長期金利が19日、0.25%に上昇し、日銀が示す変動幅の上限に達しました。先月は、日銀による金利上昇を抑える措置がきっかけとなって円安が進んでいて、日銀が改めて国債を大量に買い入れる措置に踏み切るのか、市場関係者の関心が集まっています。

19日の債券市場は、日本国債が売られ、長期金利の代表的な指標となっている10年ものの国債の利回りが0.25%をつけて、取り引きを終えました。

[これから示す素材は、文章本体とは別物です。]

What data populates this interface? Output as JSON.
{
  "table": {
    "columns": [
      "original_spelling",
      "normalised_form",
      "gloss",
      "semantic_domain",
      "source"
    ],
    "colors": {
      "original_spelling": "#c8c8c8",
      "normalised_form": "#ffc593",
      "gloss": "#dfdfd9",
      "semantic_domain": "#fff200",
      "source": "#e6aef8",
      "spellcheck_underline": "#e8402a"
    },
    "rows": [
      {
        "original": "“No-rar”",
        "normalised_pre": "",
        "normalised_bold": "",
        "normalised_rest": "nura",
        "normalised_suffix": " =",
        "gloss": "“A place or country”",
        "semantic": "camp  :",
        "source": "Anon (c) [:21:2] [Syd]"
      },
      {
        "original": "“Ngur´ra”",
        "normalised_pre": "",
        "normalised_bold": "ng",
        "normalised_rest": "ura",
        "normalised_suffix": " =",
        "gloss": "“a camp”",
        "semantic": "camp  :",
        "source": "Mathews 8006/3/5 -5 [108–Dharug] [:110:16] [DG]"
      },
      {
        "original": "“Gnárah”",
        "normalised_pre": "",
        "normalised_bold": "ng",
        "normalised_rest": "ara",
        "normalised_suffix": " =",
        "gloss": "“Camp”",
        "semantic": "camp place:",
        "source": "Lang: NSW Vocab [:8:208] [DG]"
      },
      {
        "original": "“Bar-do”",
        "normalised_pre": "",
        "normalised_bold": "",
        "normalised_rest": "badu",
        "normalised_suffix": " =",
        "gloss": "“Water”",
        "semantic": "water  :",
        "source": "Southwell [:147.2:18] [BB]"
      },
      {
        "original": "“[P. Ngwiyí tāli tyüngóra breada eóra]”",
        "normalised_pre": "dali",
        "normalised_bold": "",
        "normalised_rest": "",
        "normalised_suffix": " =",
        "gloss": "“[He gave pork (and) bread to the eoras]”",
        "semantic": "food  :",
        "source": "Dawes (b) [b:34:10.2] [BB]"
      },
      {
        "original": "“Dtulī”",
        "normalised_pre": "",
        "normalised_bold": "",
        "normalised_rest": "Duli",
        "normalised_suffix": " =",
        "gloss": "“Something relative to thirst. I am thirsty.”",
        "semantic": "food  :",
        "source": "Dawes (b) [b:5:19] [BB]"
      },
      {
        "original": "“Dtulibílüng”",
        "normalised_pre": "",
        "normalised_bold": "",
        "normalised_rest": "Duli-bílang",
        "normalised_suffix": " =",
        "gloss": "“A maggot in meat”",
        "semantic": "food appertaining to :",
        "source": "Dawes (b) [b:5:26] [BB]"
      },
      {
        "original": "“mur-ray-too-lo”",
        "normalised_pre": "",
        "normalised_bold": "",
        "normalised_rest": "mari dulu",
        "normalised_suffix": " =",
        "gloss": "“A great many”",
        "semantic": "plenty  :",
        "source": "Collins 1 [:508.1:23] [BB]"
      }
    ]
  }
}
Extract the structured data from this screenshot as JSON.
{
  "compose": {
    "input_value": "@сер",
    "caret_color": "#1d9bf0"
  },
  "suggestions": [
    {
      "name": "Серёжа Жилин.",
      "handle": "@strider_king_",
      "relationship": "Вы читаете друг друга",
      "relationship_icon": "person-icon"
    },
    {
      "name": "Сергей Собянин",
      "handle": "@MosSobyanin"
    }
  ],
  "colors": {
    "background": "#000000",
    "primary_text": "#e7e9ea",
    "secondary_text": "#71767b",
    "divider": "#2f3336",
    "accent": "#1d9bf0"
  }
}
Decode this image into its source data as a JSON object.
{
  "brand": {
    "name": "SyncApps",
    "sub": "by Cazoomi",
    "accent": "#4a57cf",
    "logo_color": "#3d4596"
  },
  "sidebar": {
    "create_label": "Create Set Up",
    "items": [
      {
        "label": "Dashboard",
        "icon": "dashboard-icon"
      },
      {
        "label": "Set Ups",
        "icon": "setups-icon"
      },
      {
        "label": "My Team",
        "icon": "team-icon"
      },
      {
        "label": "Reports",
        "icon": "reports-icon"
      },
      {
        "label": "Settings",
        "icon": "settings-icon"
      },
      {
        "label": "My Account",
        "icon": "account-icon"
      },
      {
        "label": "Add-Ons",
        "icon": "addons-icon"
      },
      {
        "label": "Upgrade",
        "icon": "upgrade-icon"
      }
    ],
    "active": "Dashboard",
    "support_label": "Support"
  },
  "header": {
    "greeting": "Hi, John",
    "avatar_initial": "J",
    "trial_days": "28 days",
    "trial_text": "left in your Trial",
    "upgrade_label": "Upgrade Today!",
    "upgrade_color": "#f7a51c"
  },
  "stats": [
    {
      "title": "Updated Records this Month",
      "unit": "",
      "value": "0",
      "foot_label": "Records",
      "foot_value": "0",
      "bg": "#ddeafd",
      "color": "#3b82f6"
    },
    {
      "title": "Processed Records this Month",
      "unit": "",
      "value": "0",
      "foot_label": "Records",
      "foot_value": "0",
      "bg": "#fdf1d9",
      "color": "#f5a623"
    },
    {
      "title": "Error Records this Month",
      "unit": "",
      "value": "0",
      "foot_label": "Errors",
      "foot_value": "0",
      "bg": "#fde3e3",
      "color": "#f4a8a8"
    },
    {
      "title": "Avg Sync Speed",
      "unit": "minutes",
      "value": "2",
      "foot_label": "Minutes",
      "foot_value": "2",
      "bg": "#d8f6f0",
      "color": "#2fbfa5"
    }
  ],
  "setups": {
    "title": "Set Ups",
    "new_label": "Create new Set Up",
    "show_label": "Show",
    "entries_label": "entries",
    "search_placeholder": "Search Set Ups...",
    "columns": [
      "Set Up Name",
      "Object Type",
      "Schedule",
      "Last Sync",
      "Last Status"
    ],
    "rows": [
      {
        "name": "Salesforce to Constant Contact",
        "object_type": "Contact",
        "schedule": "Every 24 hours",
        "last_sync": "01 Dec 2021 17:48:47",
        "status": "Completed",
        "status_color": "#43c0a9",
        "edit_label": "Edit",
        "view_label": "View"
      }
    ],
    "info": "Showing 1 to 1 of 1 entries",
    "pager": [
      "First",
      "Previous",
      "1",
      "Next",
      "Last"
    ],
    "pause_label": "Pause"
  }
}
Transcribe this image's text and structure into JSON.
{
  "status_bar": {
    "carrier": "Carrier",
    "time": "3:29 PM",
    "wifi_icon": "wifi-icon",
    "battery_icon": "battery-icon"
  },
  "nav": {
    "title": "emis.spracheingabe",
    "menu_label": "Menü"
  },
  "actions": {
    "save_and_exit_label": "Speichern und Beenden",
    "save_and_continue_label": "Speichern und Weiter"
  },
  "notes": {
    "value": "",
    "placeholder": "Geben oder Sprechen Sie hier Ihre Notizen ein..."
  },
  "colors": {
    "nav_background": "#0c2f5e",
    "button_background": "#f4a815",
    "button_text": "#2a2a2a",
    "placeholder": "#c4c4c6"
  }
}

国債は、市場で売られて価格が下がると、金利は上がる関係にありますが、19日はアメリカの長期金利が上昇したことを受けて、日本でも今後、一定程度、金利が上昇していくという見方が強まり、国債が売られた形です。

日銀は今の金融政策の中で、長期金利を「プラスマイナス0.25%程度」の変動幅で推移するように調節するとしています。

先月下旬に長期金利が上昇した際、日銀は、一定期間、指定した利回りで国債を無制限に買い入れる「連続指値オペ」と呼ばれる措置を実施しましたが、日米の金利差の拡大が意識され大幅な円安につながりました。

その後、円安はさらに進み、1ドル=128円台とおよそ20年ぶりの円安水準を更新する中、日銀が改めて金利上昇を抑えるため、指値オペなど国債を大量に買い入れる措置に踏み切るのか、市場関係者の関心が集まっています。